Results show the S_PCD for 100 histotripsy pulses applied by the 1.5 MHz transducer at a peak negative pressure of 25.3 MPa. A bimodal distribution is evident, with the lower, more consistent values indicating the absence of cavitation, and the larger, more variable values indicating the presence of one or more bubbles.

Figure 5. Cavitation threshold in water

Example probability curves for water samples. Results showed a significant decrease the cavitation threshold for 90% O₂ water at 345 kHz and 500 kHz compared to degassed 15% O₂ water. No significant difference was observed between 90% O₂ and 15% O₂ water at 1.5 MHz or 3 MHz.

Figure 6. Cavitation threshold in tissue phantoms

Example probability curves for mechanically tunable agarose tissue phantoms. Results showed no significant difference in the intrinsic threshold with increasing stiffness. A small increase of ~2–3 MPa was observed in the threshold as the frequency was increased from 345 kHz to 3 MHz.
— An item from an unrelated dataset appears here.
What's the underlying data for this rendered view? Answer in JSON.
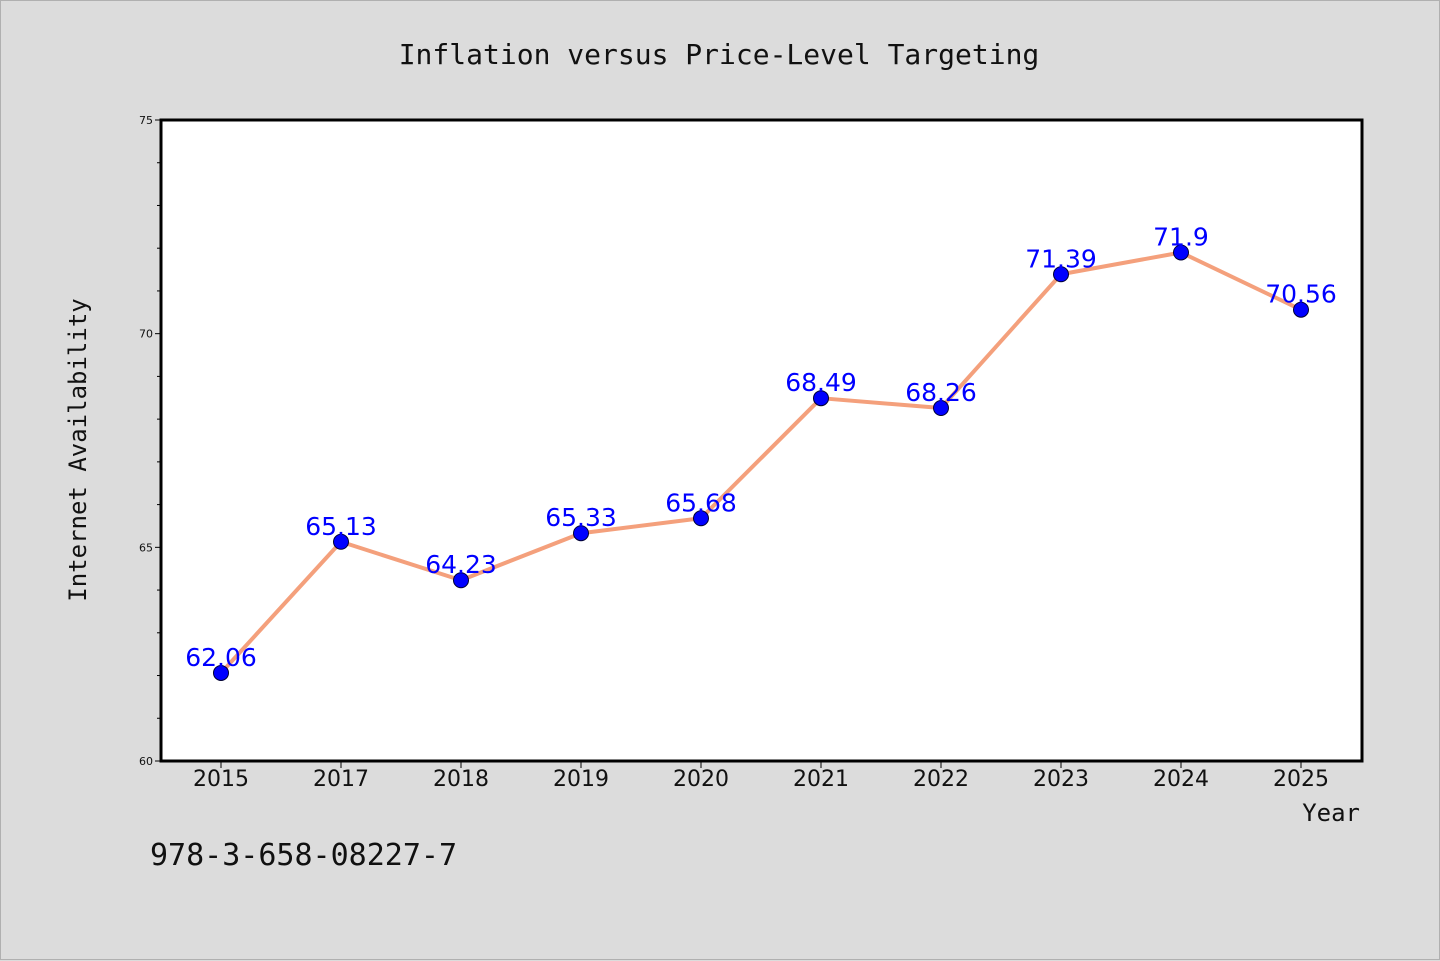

Figure 7. Cavitation detection in tissue phantoms

Example PCD signals (left) and corresponding optical images (right) of cavitation in agarose tissue phantoms of increasing Young’s moduli. The PCD signal was observed to remain sensitive to cavitation in stiffer phantoms despite the observe decrease in bubble size.
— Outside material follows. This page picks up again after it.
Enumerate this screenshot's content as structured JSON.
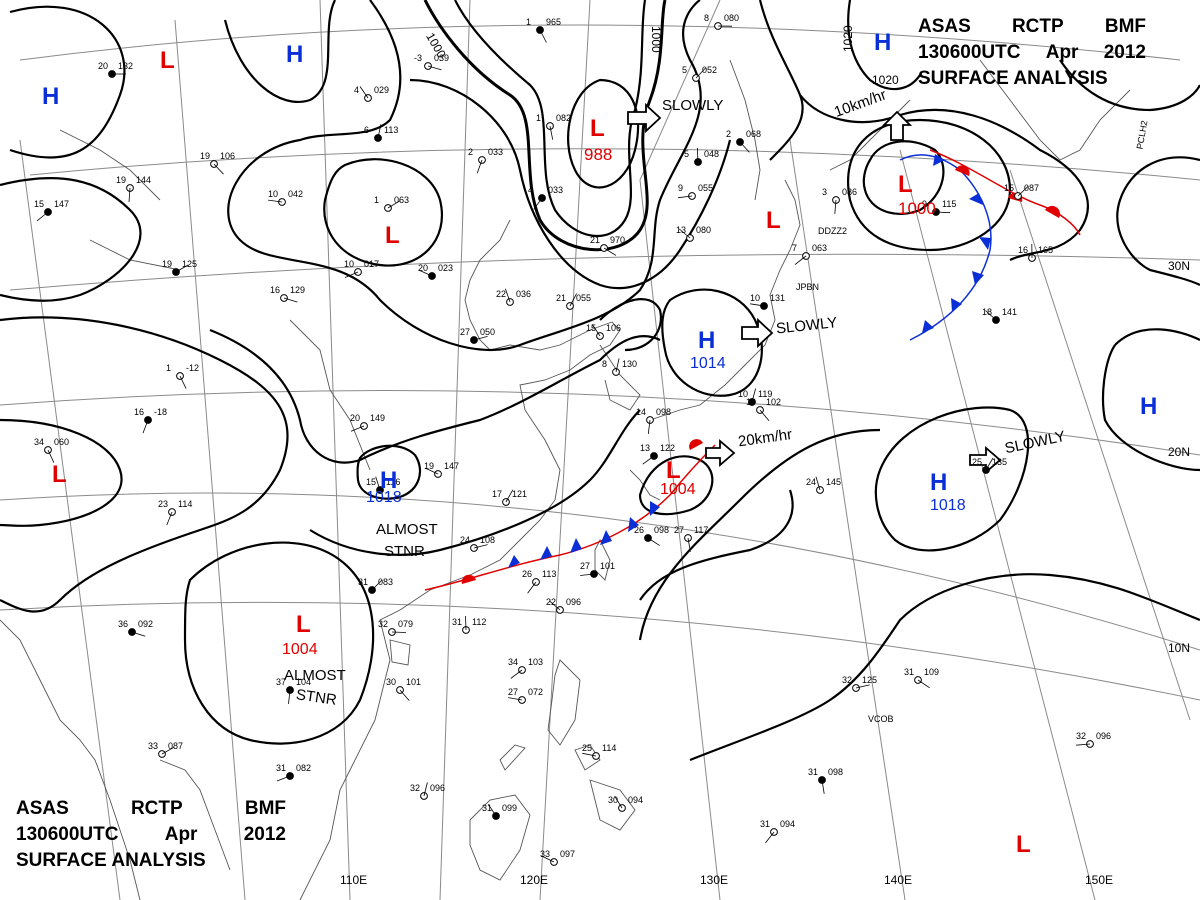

Figure 8. Cavitation threshold in ex vivo bovine tissue

Example probability curves for ex vivo bovine liver, tongue, and tendon. A small increase of ~2–3 MPa was observed in the threshold as the frequency was increased from 345 kHz to 3 MHz.

Figure 9. Intrinsic threshold comparison

(A) Bar plot shows the p_int measured for all samples and frequencies studied in this work. The threshold for all samples remained between 24.7–30.6 MPa with the exception of 90% O₂ water at 345 kHz and 500 kHz, which was signficantly lower. Results showed no trend in the intrinsic threshold with increasing stiffness for E<1 MPa, but a small increase of ~2–3 MPa was observed for tendon (E=380 MPa). (B) Linear regression analysis demonstrated that the change in p_int with increasing Young’s modulus (tendon not included) was not significant via the Pearson correlation (r=–0.173, R²=0.030, p>0.05). (C) Linear regression analysis further showed that the ~2–3 MPa increase in p_int with increasing frequency was significant via the Pearson correlation (r=0.57, R²=0.32, p<0.05).
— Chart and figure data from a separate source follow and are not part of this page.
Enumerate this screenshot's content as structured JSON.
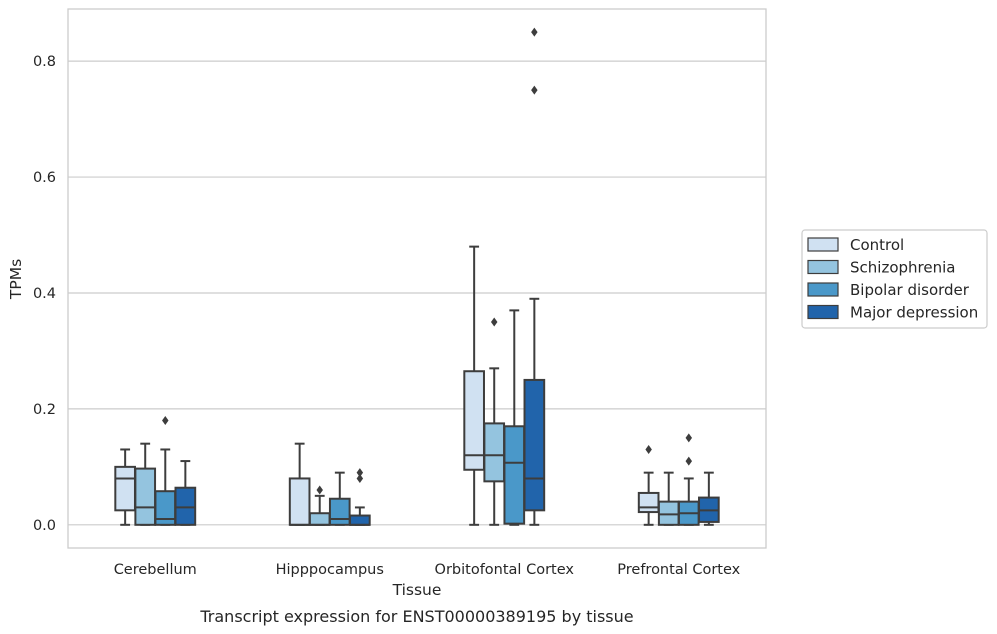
{
  "chart_data": {
    "type": "boxplot",
    "caption": "Transcript expression for ENST00000389195 by tissue",
    "xlabel": "Tissue",
    "ylabel": "TPMs",
    "ylim": [
      -0.04,
      0.89
    ],
    "yticks": [
      0.0,
      0.2,
      0.4,
      0.6,
      0.8
    ],
    "ytick_labels": [
      "0.0",
      "0.2",
      "0.4",
      "0.6",
      "0.8"
    ],
    "grid": "horizontal",
    "legend_position": "right",
    "categories": [
      "Cerebellum",
      "Hipppocampus",
      "Orbitofontal Cortex",
      "Prefrontal Cortex"
    ],
    "series": [
      {
        "name": "Control",
        "color": "#d0e1f2",
        "boxes": [
          {
            "whislo": 0.0,
            "q1": 0.025,
            "med": 0.08,
            "q3": 0.1,
            "whishi": 0.13,
            "fliers": []
          },
          {
            "whislo": 0.0,
            "q1": 0.0,
            "med": 0.0,
            "q3": 0.08,
            "whishi": 0.14,
            "fliers": []
          },
          {
            "whislo": 0.0,
            "q1": 0.095,
            "med": 0.12,
            "q3": 0.265,
            "whishi": 0.48,
            "fliers": []
          },
          {
            "whislo": 0.0,
            "q1": 0.022,
            "med": 0.03,
            "q3": 0.055,
            "whishi": 0.09,
            "fliers": [
              0.13
            ]
          }
        ]
      },
      {
        "name": "Schizophrenia",
        "color": "#94c4df",
        "boxes": [
          {
            "whislo": 0.0,
            "q1": 0.0,
            "med": 0.03,
            "q3": 0.097,
            "whishi": 0.14,
            "fliers": []
          },
          {
            "whislo": 0.0,
            "q1": 0.0,
            "med": 0.0,
            "q3": 0.02,
            "whishi": 0.05,
            "fliers": [
              0.06
            ]
          },
          {
            "whislo": 0.0,
            "q1": 0.075,
            "med": 0.12,
            "q3": 0.175,
            "whishi": 0.27,
            "fliers": [
              0.35
            ]
          },
          {
            "whislo": 0.0,
            "q1": 0.0,
            "med": 0.018,
            "q3": 0.04,
            "whishi": 0.09,
            "fliers": []
          }
        ]
      },
      {
        "name": "Bipolar disorder",
        "color": "#4a98c9",
        "boxes": [
          {
            "whislo": 0.0,
            "q1": 0.0,
            "med": 0.01,
            "q3": 0.058,
            "whishi": 0.13,
            "fliers": [
              0.18
            ]
          },
          {
            "whislo": 0.0,
            "q1": 0.0,
            "med": 0.01,
            "q3": 0.045,
            "whishi": 0.09,
            "fliers": []
          },
          {
            "whislo": 0.0,
            "q1": 0.002,
            "med": 0.107,
            "q3": 0.17,
            "whishi": 0.37,
            "fliers": []
          },
          {
            "whislo": 0.0,
            "q1": 0.0,
            "med": 0.02,
            "q3": 0.04,
            "whishi": 0.08,
            "fliers": [
              0.11,
              0.15
            ]
          }
        ]
      },
      {
        "name": "Major depression",
        "color": "#2164ab",
        "boxes": [
          {
            "whislo": 0.0,
            "q1": 0.0,
            "med": 0.03,
            "q3": 0.064,
            "whishi": 0.11,
            "fliers": []
          },
          {
            "whislo": 0.0,
            "q1": 0.0,
            "med": 0.0,
            "q3": 0.016,
            "whishi": 0.03,
            "fliers": [
              0.08,
              0.09
            ]
          },
          {
            "whislo": 0.0,
            "q1": 0.025,
            "med": 0.08,
            "q3": 0.25,
            "whishi": 0.39,
            "fliers": [
              0.75,
              0.85
            ]
          },
          {
            "whislo": 0.0,
            "q1": 0.005,
            "med": 0.025,
            "q3": 0.047,
            "whishi": 0.09,
            "fliers": []
          }
        ]
      }
    ]
  }
}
Figure 10. Stabilized Nuclei Simulation

Simulated maximum bubble radius for a 2.5 nm initial bubble subjected to a single cycle histotripsy peak negative pressure waveform demonstrated a distinct threshold of ~28 MPa that was independent of (A) ultrasound frequency (E=1kPa) and (B) tissue stiffness for Young’s moduli <1 MPa (f=1.5MHz). (C) Simulations demonstrated that the cavitation threshold measured experimentally (24.7–30.6 MPa) corresponded to initial bubble sizes between 2.3–2.85 nm (E=1kPa, f=500kHz). (D) Increasing the initial bubble size from 1–100 nm resulted in a decrease in the cavitation threshold with a larger decrease observed at lower frequency (E=1kPa).

Figure 11. CNT Simulation

Classical nucleation theory was used to predict the effects of frequency on the cavitation threshold using equation E7. Results demonstrated an increase in p_{t_CNT} of 2.7 MPa as the frequency was increased from 345 kHz to 3 MHz (o). Comparisons to the average experimental results for p_int in agarose tissue phantoms (◆) demonstrate close agreement between theory and experiments.